BrewDog proper bar is one of the more expensive bars in town.

Next time try The Bridge Hotel, The Bodega and micropub The Split Chimp.

All three serve very decent pints.

Mark — cheers for the suggestions. We did actually visit all of those expect The Bodega but didn’t mention everywhere we went or it would have been a 3,000 word post! Still processing what we thought of the Split Chimp. Certainly got the Micropub enthusiasts in Hartlepool wound up when we mentioned it…

The Bodega has a great ceiling, which I reckon you’d enjoy.

The Split Chimp has recently moved to a bigger ‘arch’ I think I liked it better in the smaller ‘arch’. But saying that I still like it, it’s a bit different from the other pubs and the owners are canny. Beer is always good too.

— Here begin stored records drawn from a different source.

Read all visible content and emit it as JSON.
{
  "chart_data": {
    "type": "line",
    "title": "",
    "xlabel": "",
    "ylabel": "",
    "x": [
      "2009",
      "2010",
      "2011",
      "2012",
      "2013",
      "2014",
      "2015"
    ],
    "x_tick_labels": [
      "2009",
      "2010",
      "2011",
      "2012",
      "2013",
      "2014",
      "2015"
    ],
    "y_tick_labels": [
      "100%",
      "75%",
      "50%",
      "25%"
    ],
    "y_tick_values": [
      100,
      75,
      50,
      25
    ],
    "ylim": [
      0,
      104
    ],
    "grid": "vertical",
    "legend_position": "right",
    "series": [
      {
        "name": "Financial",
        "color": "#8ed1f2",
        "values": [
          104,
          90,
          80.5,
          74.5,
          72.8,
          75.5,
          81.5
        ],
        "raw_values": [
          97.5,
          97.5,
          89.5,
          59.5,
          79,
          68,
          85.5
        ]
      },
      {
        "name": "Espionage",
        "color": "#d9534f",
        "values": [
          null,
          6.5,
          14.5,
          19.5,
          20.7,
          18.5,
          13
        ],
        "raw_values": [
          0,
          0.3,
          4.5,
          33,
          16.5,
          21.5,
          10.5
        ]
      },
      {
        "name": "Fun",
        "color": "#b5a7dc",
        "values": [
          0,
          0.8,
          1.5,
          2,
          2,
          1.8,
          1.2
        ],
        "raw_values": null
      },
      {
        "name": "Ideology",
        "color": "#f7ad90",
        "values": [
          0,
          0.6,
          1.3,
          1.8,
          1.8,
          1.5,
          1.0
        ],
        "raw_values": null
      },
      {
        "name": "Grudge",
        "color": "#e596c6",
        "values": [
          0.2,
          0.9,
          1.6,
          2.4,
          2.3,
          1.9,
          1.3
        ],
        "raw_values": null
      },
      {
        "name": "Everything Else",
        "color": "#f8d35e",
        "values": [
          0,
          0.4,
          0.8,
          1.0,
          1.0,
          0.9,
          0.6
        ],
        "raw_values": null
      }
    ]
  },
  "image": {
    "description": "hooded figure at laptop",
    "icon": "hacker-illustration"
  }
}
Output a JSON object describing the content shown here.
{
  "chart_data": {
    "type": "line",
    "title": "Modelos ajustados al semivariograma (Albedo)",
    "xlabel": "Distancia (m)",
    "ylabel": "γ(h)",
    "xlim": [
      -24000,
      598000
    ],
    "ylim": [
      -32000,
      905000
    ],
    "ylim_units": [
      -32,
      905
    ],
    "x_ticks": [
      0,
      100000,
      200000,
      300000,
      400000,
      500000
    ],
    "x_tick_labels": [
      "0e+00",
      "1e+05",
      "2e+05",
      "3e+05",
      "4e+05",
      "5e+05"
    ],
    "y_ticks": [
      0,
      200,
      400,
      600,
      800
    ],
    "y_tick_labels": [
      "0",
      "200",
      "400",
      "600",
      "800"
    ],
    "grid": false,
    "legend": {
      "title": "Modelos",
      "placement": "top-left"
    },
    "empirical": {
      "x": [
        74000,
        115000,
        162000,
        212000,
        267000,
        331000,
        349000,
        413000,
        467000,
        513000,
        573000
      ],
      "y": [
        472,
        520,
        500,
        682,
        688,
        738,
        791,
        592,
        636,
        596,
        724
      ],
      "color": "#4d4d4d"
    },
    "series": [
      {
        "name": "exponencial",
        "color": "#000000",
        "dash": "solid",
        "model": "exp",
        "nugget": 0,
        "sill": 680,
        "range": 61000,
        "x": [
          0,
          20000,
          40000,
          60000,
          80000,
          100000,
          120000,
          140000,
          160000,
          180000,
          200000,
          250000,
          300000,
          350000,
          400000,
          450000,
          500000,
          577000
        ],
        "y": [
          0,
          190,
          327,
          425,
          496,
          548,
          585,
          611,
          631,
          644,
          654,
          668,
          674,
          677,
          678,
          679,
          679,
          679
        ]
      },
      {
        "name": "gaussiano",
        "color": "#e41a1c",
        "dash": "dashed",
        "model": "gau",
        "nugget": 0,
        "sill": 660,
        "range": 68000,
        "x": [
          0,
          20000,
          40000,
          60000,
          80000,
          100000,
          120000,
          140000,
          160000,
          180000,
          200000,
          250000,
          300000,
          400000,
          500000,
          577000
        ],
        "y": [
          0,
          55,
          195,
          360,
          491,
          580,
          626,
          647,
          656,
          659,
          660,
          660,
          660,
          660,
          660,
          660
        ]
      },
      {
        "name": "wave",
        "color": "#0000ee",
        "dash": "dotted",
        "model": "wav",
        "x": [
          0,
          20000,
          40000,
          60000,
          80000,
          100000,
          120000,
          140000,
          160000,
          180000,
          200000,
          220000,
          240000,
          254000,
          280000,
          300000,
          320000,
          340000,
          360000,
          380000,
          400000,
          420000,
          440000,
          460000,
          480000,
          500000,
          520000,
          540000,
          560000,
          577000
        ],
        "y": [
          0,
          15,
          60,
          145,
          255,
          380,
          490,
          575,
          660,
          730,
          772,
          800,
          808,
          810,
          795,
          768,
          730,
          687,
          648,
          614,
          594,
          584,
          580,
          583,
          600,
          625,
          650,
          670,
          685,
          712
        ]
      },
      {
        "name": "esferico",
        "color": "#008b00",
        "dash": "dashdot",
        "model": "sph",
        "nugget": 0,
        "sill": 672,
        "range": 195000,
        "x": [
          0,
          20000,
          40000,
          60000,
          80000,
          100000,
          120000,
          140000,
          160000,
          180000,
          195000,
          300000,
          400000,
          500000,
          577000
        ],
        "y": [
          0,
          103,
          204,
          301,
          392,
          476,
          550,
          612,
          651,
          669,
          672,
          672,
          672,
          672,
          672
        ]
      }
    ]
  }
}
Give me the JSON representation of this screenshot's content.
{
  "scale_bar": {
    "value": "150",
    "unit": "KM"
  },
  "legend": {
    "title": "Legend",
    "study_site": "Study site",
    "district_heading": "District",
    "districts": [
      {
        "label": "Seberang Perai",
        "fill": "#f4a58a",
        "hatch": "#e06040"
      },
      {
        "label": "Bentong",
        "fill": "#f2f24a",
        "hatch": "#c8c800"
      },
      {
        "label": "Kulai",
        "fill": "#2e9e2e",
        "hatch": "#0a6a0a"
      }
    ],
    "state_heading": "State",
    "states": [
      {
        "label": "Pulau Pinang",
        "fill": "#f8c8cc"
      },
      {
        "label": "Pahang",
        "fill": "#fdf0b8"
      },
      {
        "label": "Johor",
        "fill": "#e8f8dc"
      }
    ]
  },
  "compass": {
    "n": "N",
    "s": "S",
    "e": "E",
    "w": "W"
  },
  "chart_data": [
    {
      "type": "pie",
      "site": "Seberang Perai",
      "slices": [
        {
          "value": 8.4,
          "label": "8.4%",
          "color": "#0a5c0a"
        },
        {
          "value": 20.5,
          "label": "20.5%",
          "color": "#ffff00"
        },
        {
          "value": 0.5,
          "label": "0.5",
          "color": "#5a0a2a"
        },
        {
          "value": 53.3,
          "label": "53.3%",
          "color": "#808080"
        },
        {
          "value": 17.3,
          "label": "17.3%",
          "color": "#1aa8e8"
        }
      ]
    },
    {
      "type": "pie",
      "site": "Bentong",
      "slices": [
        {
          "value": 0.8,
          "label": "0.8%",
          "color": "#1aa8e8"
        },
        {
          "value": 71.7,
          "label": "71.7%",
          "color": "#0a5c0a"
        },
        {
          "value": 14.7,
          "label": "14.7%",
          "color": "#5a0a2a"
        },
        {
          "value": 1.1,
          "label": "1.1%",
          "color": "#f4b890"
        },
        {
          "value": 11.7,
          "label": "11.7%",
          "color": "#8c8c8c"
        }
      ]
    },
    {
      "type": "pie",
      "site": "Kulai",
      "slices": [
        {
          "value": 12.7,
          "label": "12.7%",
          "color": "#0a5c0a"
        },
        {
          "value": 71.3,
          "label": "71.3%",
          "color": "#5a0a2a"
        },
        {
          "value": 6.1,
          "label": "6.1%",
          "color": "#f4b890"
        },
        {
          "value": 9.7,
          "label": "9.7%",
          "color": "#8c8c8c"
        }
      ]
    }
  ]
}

This post really makes me miss Newcastle, it’s a solid place for beer. I must admit I agree with your sentiments about BrewDog and Bridge Tavern (also including Bierrex). Every time I went to Newcastle, I’d always hit Split Chimp then immediately wander over to the more ‘craft beer’ loop, and have a few throughout Bridge Tavern, BrewDog, and Bierrex.

I feel real guilty (more ashamed and embarrased) now not visiting more of the real pubs there, but then again Durham (where I lived) had the Victorian Inn which is spot on.